Emoia kuekenthali
- Conservation status: Least Concern (IUCN 3.1)

Scientific classification
- Kingdom: Animalia
- Phylum: Chordata
- Class: Reptilia
- Order: Squamata
- Family: Scincidae
- Genus: Emoia
- Species: E. kuekenthali
- Binomial name: Emoia kuekenthali (Boettger, 1895)
- Synonyms: Lygosoma kuekenthali Boettger, 1895;

= Emoia kuekenthali =

- Genus: Emoia
- Species: kuekenthali
- Authority: (Boettger, 1895)
- Conservation status: LC
- Synonyms: Lygosoma kuekenthali , Boettger, 1895

Species of lizard

Kuekenthal's emo skink (Emoia kuekenthali) is a species of lizard in the subfamily Eugongylinae of the family Scincidae. The species is native to Indonesia and the Admiralty Islands.

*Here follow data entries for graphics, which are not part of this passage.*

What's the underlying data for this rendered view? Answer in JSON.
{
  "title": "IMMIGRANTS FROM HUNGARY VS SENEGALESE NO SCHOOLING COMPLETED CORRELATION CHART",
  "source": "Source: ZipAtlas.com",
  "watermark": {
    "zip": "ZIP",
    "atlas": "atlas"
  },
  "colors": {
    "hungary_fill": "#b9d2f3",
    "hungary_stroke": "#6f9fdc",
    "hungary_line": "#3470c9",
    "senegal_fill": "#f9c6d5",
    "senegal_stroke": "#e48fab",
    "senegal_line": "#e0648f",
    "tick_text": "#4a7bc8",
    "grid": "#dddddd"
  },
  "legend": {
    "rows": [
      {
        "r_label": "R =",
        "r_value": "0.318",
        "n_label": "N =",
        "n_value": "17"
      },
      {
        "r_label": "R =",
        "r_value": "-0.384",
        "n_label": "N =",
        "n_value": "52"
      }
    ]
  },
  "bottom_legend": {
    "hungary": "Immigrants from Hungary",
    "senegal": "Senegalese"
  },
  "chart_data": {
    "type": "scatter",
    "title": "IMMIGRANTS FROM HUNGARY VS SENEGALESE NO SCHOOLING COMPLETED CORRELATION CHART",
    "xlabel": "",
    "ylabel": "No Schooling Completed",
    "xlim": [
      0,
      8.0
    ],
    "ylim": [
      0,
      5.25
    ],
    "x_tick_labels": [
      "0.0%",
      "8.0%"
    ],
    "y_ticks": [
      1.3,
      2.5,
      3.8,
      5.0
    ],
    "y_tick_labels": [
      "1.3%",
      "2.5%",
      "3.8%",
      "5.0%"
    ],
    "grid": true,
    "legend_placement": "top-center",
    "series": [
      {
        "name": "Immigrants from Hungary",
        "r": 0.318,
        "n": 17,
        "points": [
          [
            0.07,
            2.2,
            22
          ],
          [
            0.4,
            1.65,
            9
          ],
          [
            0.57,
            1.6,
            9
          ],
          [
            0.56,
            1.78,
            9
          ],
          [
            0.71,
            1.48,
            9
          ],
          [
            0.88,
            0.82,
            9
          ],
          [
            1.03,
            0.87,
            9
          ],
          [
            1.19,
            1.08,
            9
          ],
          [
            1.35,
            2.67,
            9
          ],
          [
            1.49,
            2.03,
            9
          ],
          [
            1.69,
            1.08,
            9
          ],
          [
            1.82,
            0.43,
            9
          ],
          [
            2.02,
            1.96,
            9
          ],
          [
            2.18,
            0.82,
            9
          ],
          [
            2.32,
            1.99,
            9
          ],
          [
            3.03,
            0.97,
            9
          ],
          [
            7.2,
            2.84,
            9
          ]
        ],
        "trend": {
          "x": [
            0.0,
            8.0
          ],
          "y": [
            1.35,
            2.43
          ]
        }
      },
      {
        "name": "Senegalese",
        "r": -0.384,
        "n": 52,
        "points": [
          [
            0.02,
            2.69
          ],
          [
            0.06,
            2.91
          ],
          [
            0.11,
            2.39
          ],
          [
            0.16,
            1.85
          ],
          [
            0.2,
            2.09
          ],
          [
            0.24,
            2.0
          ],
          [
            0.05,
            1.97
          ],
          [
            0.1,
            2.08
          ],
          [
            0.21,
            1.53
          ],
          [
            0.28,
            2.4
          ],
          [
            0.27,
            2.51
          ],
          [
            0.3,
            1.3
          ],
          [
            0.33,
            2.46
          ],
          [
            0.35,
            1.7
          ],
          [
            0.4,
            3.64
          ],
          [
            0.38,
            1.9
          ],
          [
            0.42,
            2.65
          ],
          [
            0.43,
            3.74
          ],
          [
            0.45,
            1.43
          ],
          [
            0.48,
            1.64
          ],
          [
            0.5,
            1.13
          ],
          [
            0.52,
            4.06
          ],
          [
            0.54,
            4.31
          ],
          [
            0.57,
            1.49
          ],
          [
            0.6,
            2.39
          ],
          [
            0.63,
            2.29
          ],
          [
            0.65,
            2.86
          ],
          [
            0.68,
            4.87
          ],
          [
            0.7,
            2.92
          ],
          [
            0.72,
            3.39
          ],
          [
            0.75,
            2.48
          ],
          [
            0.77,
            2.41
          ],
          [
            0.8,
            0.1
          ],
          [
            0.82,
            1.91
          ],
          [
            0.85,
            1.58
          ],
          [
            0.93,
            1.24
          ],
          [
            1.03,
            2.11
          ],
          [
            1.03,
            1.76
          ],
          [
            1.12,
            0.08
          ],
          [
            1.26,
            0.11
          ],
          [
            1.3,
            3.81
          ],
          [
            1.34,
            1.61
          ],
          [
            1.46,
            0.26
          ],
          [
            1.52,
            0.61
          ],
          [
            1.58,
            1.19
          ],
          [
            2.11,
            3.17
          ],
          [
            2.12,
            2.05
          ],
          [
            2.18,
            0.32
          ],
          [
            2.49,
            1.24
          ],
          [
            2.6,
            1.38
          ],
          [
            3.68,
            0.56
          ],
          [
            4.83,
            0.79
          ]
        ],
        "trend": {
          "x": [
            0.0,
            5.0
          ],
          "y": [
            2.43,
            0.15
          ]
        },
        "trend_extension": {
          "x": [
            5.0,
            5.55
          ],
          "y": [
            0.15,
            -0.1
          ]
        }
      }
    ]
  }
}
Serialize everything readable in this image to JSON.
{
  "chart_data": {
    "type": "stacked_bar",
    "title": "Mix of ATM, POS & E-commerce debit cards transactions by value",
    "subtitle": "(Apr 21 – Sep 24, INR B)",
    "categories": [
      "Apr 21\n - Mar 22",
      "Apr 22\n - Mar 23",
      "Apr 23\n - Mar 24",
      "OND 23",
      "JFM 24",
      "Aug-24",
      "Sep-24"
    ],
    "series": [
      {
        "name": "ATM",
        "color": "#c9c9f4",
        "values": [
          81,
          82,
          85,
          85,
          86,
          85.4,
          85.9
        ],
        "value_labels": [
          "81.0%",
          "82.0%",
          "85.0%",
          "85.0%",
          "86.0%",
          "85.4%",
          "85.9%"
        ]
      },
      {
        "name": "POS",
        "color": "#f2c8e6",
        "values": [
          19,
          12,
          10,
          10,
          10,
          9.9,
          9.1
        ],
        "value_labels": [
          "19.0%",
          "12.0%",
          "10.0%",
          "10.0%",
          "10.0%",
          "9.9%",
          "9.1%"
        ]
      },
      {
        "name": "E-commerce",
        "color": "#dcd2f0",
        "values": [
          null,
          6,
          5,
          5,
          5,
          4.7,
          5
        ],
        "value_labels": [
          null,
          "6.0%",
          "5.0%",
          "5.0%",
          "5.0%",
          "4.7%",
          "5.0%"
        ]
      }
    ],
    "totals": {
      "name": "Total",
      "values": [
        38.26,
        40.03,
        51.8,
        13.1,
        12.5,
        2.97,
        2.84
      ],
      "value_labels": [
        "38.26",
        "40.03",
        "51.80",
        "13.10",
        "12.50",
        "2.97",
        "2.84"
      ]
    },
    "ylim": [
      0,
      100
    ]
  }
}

There are two recognized subspecies.

==Etymology==
The specific name, kuekenthali, is in honor of German zoologist Wilhelm "Willy" Georg Kükenthal.

==Habitat==
The preferred natural habitat of E. kuekenthali is forest.

==Reproduction==
E. kuekenthali is oviparous.

==Subspecies==
Two subspecies are recognized as being valid, including the nominotypical subspecies.
- Emoia kuekenthali kuekenthali (Boettger, 1895)
- Emoia kuekenthali notomoluccense (Brongersma, 1931)

Nota bene: A trinomial authority in parentheses indicates that the subspecies was originally described in a genus other than Emoia.